My father started the car. I shivered, watching the media people surround Kathleen’s friends and family as they left the school. It had begun to snow: large flakes like bits of gauze drifted through the air. Two clung to the car window for seconds before they began to melt, trailing down the glass. I wanted to sit still and watch the snow, but the car began to move. I sat back in the leather seat, and my father drove us home.
That night, we spent a silent hour pretending to read in the living room, and then I went upstairs to bed. I lay beneath the blankets, staring at nothing. Eventually I must have drifted into sleep, because I awoke with a start, once again thinking I’d heard someone call my name.
“Ari?” A thin, high-pitched voice came from somewhere outside. “Ari?”
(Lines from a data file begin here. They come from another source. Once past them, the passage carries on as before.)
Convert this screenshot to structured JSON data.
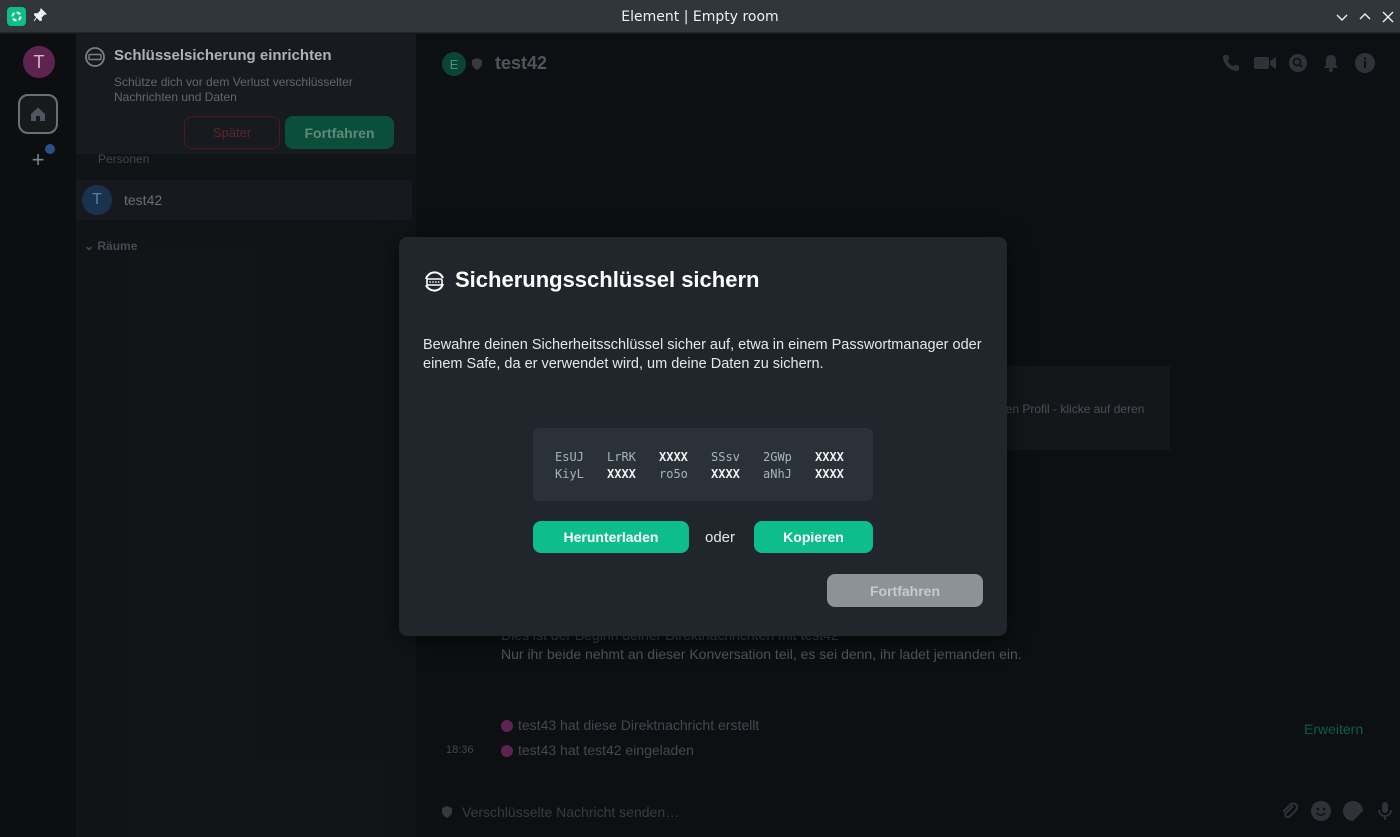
{
  "window": {
    "title": "Element | Empty room"
  },
  "spaces": {
    "user_initial": "T",
    "plus": "+"
  },
  "toast": {
    "title": "Schlüsselsicherung einrichten",
    "description": "Schütze dich vor dem Verlust verschlüsselter Nachrichten und Daten",
    "later_label": "Später",
    "continue_label": "Fortfahren"
  },
  "roomlist": {
    "people_section": "Personen",
    "rooms_section": "Räume",
    "room": {
      "initial": "T",
      "name": "test42"
    }
  },
  "room_header": {
    "initial": "E",
    "name": "test42"
  },
  "timeline": {
    "tooltip_fragment": "nen Profil - klicke auf deren",
    "intro_line1": "Dies ist der Beginn deiner Direktnachrichten mit test42",
    "intro_line2": "Nur ihr beide nehmt an dieser Konversation teil, es sei denn, ihr ladet jemanden ein.",
    "event1": "test43 hat diese Direktnachricht erstellt",
    "event2": "test43 hat test42 eingeladen",
    "time": "18:36",
    "expand_label": "Erweitern"
  },
  "composer": {
    "placeholder": "Verschlüsselte Nachricht senden…"
  },
  "dialog": {
    "title": "Sicherungsschlüssel sichern",
    "description": "Bewahre deinen Sicherheitsschlüssel sicher auf, etwa in einem Passwortmanager oder einem Safe, da er verwendet wird, um deine Daten zu sichern.",
    "key_row1": [
      "EsUJ",
      "LrRK",
      "XXXX",
      "SSsv",
      "2GWp",
      "XXXX"
    ],
    "key_row2": [
      "KiyL",
      "XXXX",
      "ro5o",
      "XXXX",
      "aNhJ",
      "XXXX"
    ],
    "download_label": "Herunterladen",
    "or_label": "oder",
    "copy_label": "Kopieren",
    "continue_label": "Fortfahren"
  },
  "colors": {
    "accent": "#0dbd8b",
    "dialog_bg": "#21262c",
    "danger": "#5a1e22"
  }
}
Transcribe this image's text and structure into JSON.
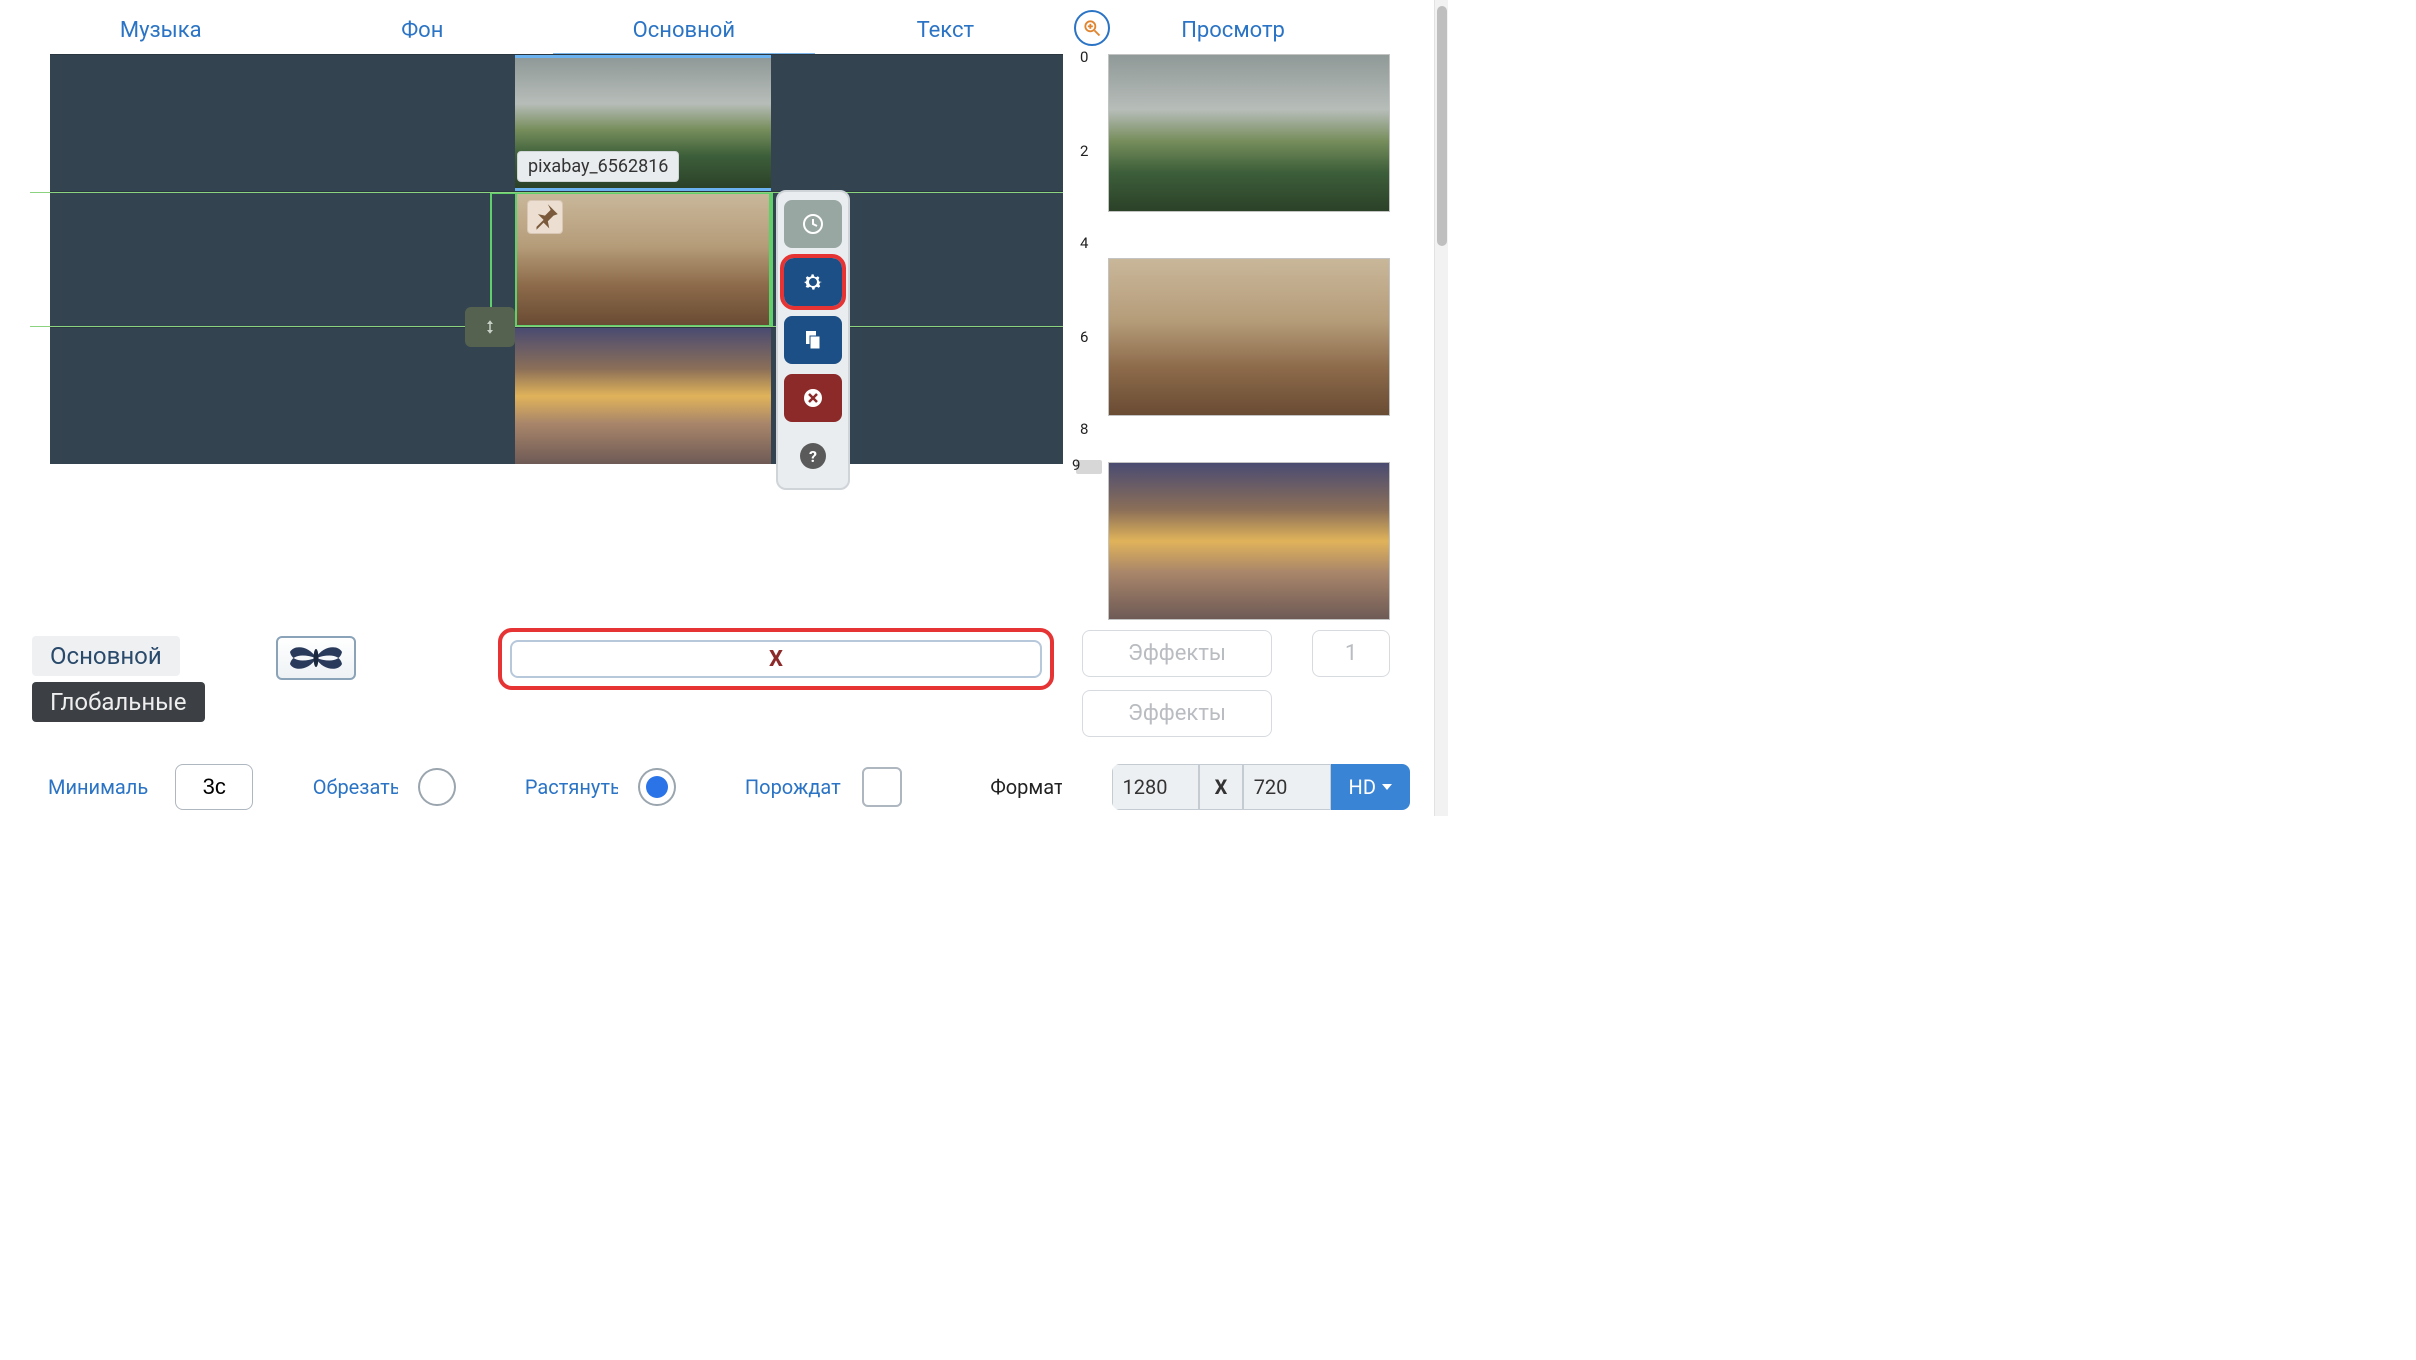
{
  "tabs": {
    "music": "Музыка",
    "background": "Фон",
    "main": "Основной",
    "text": "Текст",
    "preview": "Просмотр"
  },
  "clip": {
    "label": "pixabay_6562816"
  },
  "ruler": {
    "ticks": [
      "0",
      "2",
      "4",
      "6",
      "8"
    ],
    "marker": "9"
  },
  "tools": {
    "time": "time-icon",
    "settings": "gear-icon",
    "copy": "copy-icon",
    "delete": "delete-icon",
    "help": "?"
  },
  "settings": {
    "tab_main": "Основной",
    "tab_global": "Глобальные",
    "x_label": "X",
    "effects_label": "Эффекты",
    "effects_count": "1"
  },
  "bottom": {
    "min_label": "Минималь",
    "min_value": "3с",
    "crop_label": "Обрезать",
    "stretch_label": "Растянуть",
    "spawn_label": "Порождать",
    "format_label": "Формат",
    "format_w": "1280",
    "format_x": "X",
    "format_h": "720",
    "hd_label": "HD"
  }
}
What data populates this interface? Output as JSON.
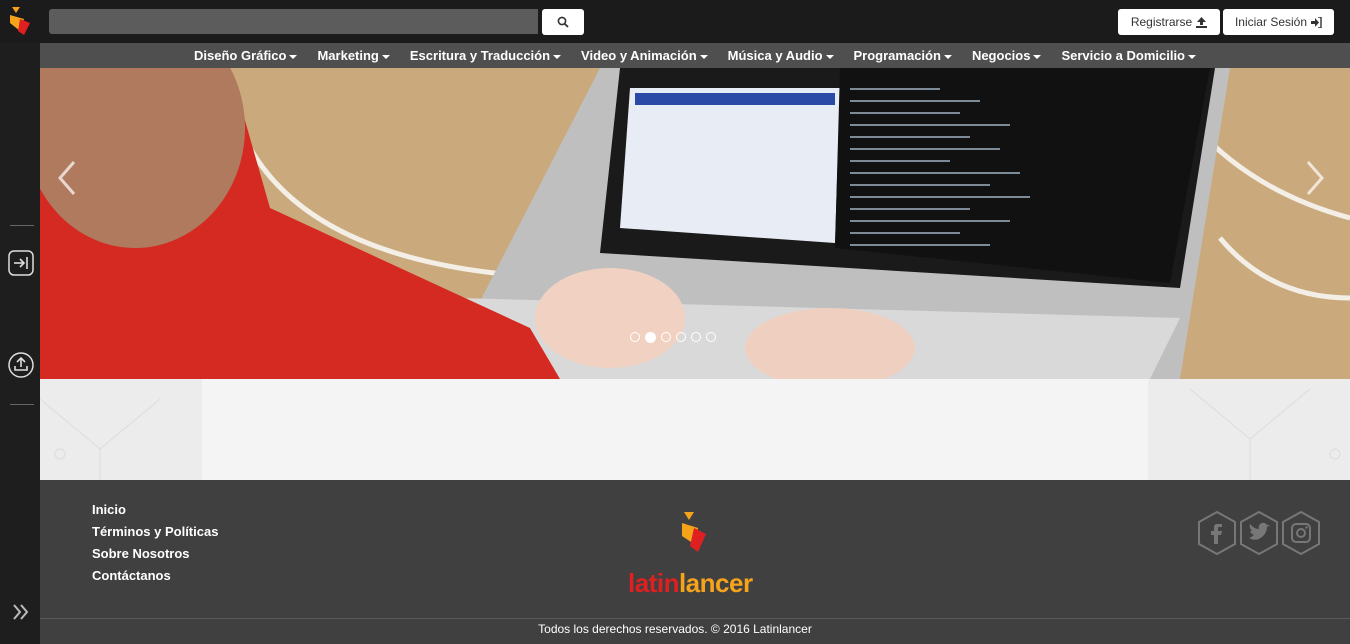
{
  "header": {
    "search_placeholder": "",
    "register_label": "Registrarse",
    "login_label": "Iniciar Sesión"
  },
  "nav": {
    "items": [
      {
        "label": "Diseño Gráfico"
      },
      {
        "label": "Marketing"
      },
      {
        "label": "Escritura y Traducción"
      },
      {
        "label": "Video y Animación"
      },
      {
        "label": "Música y Audio"
      },
      {
        "label": "Programación"
      },
      {
        "label": "Negocios"
      },
      {
        "label": "Servicio a Domicilio"
      }
    ]
  },
  "carousel": {
    "slide_count": 6,
    "active_index": 1
  },
  "footer": {
    "links": [
      "Inicio",
      "Términos y Políticas",
      "Sobre Nosotros",
      "Contáctanos"
    ],
    "brand_part1": "latin",
    "brand_part2": "lancer",
    "social": [
      "facebook-icon",
      "twitter-icon",
      "instagram-icon"
    ],
    "copyright": "Todos los derechos reservados. © 2016 Latinlancer"
  },
  "colors": {
    "brand_red": "#e02020",
    "brand_orange": "#f5a31a",
    "dark_bar": "#1b1b1b",
    "footer_bg": "#404040"
  }
}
I went to the window and pushed aside the heavy curtains. She stood below, bare feet in the snow, her black t-shirt torn, her figure lit by the lamppost in the driveway behind her. Worst was her head, which looked as if it had been pulled off and put back on at an impossible angle. She looked lopsided.
“Ari?” Kathleen called. “Come out and play?” Her body swayed as she spoke.
But it wasn’t her voice — it was pitched too high, and it was singsong.
“Come out and play with me?” she said.
I began to shake.
Then my father strode out from the back entrance. “Go. Go back to your grave.” His voice wasn’t loud, but its power made me shak
e.
Kathleen stood a moment longer, swaying slightly. Then she turned and walked away, jerking like a marionette, her head bent forward.
My father didn’t look in my direction. He went back to the house. A few seconds later, he was in my room.
Still shaking, I lay on the floor, knees to my chest, hugging myself as hard as I could.
He let me cry for a while. Then he picked me up, as easily as if I were a baby, and he put me back in bed. He tucked the blankets around me. He pulled a chair close to the bed, and he sang to me. “Murucututu, detrás do Murundu.”
I don’t know Portuguese, but understanding the lyrics didn’t matter at the time. His voice was low, almost a whisper. After a while I was able to stop crying. Eventually, he sang me to sleep.
I awoke the next day dry-eyed and determined.
When he came up to join me in the library that afternoon, I was ready. I waited until he’d sat down. Then I stood up and said, “Who am I, Father?”
“You’re my daughter,” he said.
I found myself noticing how beautiful his eyelashes were — as if he wanted me to notice, in order to distract me.
I would not be distracted. “I want you to tell me how it happened — how I happened.”
He didn’t speak for a minute or so. I stood still. I couldn’t tell what he was thinking.
“Then sit down,” he said, finally. “No, do. It’s a rather long story.”
He began this way: “I have no way of knowing how much you’re like me, and how much like your mother.” His eyes moved to the window, to the shadowbox on the wall, then back to me. “Often, because of the way you think, I’ve thought you were more like me — and that in time, you’d know without being told what you need to know to survive.